Pair Corralation between Global X and Fidelity MSCI
Given the investment horizon of 90 days Global X Renewable is expected to under-perform the Fidelity MSCI. In addition to that, Global X is 1.35 times more volatile than Fidelity MSCI Utilities. It trades about -0.11 of its total potential returns per unit of risk. Fidelity MSCI Utilities is currently generating about 0.15 per unit of volatility. If you would invest 4,873 in Fidelity MSCI Utilities on September 2, 2024 and sell it today you would earn a total of 465.00 from holding Fidelity MSCI Utilities or generate 9.54% return on investment over 90 days.

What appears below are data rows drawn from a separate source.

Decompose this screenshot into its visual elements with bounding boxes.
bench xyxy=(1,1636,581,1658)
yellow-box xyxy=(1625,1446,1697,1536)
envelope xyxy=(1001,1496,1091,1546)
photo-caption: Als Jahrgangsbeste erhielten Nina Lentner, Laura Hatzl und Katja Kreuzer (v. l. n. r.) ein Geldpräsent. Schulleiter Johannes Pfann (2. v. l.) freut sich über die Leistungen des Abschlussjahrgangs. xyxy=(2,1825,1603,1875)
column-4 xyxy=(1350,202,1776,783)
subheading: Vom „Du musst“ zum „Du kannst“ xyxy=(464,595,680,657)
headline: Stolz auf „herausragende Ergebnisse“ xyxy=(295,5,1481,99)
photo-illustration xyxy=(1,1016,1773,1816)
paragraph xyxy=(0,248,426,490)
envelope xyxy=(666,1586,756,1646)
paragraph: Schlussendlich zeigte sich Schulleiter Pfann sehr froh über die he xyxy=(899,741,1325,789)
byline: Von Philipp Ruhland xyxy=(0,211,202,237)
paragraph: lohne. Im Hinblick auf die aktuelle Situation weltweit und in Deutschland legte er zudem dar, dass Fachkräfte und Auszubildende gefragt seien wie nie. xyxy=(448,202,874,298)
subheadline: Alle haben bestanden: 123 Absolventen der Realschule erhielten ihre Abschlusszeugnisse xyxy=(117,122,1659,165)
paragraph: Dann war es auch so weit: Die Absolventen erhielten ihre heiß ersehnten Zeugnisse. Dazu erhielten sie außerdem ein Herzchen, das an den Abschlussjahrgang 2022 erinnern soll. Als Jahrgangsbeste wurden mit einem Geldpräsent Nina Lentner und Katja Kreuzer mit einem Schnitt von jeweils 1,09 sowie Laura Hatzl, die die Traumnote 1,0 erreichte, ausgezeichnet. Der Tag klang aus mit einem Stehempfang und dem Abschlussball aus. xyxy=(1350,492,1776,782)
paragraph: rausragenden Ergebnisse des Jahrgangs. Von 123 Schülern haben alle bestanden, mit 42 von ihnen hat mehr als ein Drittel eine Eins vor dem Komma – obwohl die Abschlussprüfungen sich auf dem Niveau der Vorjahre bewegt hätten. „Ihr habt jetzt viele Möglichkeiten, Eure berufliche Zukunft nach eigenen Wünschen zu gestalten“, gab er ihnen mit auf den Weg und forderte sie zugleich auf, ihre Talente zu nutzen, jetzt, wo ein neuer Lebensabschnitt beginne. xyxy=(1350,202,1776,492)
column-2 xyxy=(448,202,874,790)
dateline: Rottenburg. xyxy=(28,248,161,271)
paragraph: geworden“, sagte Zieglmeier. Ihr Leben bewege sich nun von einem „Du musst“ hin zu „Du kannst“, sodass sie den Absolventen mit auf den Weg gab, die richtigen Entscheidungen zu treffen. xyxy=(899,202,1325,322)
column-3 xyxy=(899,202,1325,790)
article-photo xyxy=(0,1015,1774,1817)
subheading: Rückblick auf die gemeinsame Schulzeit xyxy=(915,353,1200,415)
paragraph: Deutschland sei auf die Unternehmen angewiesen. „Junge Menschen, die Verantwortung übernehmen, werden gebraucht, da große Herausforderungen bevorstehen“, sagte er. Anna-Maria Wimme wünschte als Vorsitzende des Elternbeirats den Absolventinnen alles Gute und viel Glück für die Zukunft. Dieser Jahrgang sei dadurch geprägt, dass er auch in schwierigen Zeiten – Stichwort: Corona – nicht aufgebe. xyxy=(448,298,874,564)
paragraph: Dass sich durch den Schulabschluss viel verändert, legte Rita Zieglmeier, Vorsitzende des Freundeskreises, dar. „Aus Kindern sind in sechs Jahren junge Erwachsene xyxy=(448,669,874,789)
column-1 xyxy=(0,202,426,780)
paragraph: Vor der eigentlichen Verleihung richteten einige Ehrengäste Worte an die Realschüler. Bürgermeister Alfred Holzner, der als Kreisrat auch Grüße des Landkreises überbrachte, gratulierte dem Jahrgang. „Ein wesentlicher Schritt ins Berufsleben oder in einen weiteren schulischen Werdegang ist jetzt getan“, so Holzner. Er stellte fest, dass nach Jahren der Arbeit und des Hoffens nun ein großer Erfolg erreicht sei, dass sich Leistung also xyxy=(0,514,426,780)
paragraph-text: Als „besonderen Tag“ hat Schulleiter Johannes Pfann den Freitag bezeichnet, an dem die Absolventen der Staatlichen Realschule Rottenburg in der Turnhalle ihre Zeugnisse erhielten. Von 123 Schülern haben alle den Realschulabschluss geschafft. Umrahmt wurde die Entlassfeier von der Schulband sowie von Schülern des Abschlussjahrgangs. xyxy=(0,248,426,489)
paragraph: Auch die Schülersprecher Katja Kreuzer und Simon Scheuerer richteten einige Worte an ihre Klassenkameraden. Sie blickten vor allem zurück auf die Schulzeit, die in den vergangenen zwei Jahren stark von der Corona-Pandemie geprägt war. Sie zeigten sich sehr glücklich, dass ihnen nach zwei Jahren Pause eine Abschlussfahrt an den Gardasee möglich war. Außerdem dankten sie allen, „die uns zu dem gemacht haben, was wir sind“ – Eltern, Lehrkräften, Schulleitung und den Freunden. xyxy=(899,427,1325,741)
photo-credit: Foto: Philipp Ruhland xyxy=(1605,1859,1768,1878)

Time Period | 3 Months [change] |
Direction | Moves Against |
Strength | Very Weak |
Accuracy | 100.0% |
Values | Daily Returns |
Global X Renewable vs. Fidelity MSCI Utilities
Performance |
Timeline |
Global X Renewable |
Fidelity MSCI Utilities |
Global X and Fidelity MSCI Volatility Contrast
Predicted Return Density |
Returns |
Pair Trading with Global X and Fidelity MSCI
The main advantage of trading using opposite Global X and Fidelity MSCI positions is that it hedges away some unsystematic risk. Because of two separate transactions, even if Global X position performs unexpectedly, Fidelity MSCI can make up some of the losses. Pair trading also minimizes risk from directional movements in the market. For example, if an entire industry or sector drops because of unexpected headlines, the short position in Fidelity MSCI will offset losses from the drop in Fidelity MSCI's long position.Global X vs. Global X CleanTech | Global X vs. Global X Clean | Global X vs. Global X Wind | Global X vs. Global X Thematic |
Fidelity MSCI vs. Fidelity MSCI Consumer | Fidelity MSCI vs. Fidelity MSCI Materials | Fidelity MSCI vs. Fidelity MSCI Industrials | Fidelity MSCI vs. Fidelity MSCI Financials |
Check out your portfolio center.Note that this page's information should be used as a complementary analysis to find the right mix of equity instruments to add to your existing portfolios or create a brand new portfolio. You can also try the Portfolio Volatility module to check portfolio volatility and analyze historical return density to properly model market risk.